Could you create a table with 3 columns seperated by tabs where the 1st column contains the code,
the 2nd column the Chinese character produced by that code and the 3rd column some
priority code which gives the order of priority for characters with the same code.

If you do that, I can add an appropriate header to that table and make a tesst build for Fedora
for ibus-table and ibus-table-chinese including your table, then you could test it out.

You write:

----No matter input mode and select mode:
when 1st input - button, it mapping to Backspace, user can modify his input.
----input mode:
when 1st input / button, it mapping to comma.
when 1st input . button, it mapping to full stop.
when 1st input numbers, and . button follow numbers, it separate each text in word.
when 1st input + button, follow numbers, and . button follow numbers, it‘s decimal point of number.
----select mode:
/ button, it mapping to Pageup candidates list.
* button, it mapping to Pagedown candidates list.

If you need very specific stuff which is different from every other input method supported
by ibus-table, then maybe you need to write your very own input method and not use something
generic like ibus-table. ibus-table cannot make lots and lots of special exceptions for every table.

I do think that ibus-table is quite good for your purpose and I suggest to write a table in
a format usable by ibus-table and try it out.

Thank you for your help.
I will create a table with 3 columns to you, but it need several days...
And I wonder, how many lines this table can contain?

Because, in the stroke code table I designed,
there are 29,685 Chinese text -- they have 64,653 stroke code, if add pinyin, text table need 100,000 lines.
if all 70,377 Chinese text add to table, text table need 310,000 lines.
And, core dict have 180,659 words, extend dict have 2,000,000 words,
Every word have 2 stroke code and 1 pinyin, so, all of word table need 6,500,000 lines.

I don't know, ibus-table need all core in one file? or split into several files?

You don’t need pinyin because ibus-table already has a pinyin mode. It is enough
to add a line like this:

PINYIN_MODE = TRUE

to the header of your table to enable pinyin mode.
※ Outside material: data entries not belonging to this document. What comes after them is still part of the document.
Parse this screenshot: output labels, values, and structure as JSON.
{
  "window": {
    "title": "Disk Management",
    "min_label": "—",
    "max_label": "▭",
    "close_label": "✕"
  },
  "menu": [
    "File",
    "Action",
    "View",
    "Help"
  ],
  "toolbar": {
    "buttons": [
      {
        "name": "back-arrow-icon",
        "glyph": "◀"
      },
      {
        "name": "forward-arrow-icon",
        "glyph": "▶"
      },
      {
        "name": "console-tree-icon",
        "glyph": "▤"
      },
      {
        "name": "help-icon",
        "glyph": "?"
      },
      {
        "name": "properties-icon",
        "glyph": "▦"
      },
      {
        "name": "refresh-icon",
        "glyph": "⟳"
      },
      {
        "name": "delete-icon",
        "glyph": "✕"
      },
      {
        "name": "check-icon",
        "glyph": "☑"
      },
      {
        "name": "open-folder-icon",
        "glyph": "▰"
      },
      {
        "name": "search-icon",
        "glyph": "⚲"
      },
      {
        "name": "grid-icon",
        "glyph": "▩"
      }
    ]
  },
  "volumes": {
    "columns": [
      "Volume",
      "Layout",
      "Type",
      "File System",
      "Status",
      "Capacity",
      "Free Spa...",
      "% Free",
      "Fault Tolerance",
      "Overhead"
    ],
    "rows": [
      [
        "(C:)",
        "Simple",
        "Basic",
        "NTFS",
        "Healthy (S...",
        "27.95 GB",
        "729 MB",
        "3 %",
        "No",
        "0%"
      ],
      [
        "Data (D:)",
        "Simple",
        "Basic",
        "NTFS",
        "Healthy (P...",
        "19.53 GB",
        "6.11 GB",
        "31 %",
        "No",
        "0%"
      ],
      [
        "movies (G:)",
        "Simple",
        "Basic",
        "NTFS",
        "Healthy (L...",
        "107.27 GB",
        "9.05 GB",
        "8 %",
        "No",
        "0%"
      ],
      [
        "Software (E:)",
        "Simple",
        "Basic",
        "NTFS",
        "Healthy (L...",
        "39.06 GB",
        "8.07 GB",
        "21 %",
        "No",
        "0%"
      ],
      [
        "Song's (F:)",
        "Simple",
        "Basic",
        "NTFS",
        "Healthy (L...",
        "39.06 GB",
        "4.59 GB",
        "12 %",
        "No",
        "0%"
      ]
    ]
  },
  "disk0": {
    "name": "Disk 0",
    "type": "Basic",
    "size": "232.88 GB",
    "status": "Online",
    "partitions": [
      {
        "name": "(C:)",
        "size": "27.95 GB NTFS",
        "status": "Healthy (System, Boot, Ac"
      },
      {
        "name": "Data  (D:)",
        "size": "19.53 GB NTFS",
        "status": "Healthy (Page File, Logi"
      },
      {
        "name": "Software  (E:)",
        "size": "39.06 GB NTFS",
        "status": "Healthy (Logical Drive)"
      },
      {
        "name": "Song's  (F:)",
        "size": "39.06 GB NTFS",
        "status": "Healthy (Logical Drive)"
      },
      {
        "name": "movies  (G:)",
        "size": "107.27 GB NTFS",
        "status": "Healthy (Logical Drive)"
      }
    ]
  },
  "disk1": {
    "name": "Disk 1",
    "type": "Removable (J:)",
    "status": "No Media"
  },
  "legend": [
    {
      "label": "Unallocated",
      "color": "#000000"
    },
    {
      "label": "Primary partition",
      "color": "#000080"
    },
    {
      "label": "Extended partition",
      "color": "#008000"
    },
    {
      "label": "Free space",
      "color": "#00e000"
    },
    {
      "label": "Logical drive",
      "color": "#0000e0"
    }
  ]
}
See for example:

https://github.com/definite/ibus-table-chinese/blob/master/tables/stroke5/stroke5.txt#L73

You need to have the table in one file, don’t split it into several files.

Thank you for your help.
bus_table_seq_3494962_text_word.txt.zip was send to your Gmail. (43.23M).

Can you ( or someone of your friend) make a tesst build for Ubuntu?
Because most users are using Ubuntu & Fedora Debian in China.

I have done ibus-table stroke-seq.db and stroke-seq.txt files, already send to your gmail. It works, but it has some problem, I don't know how to solve it.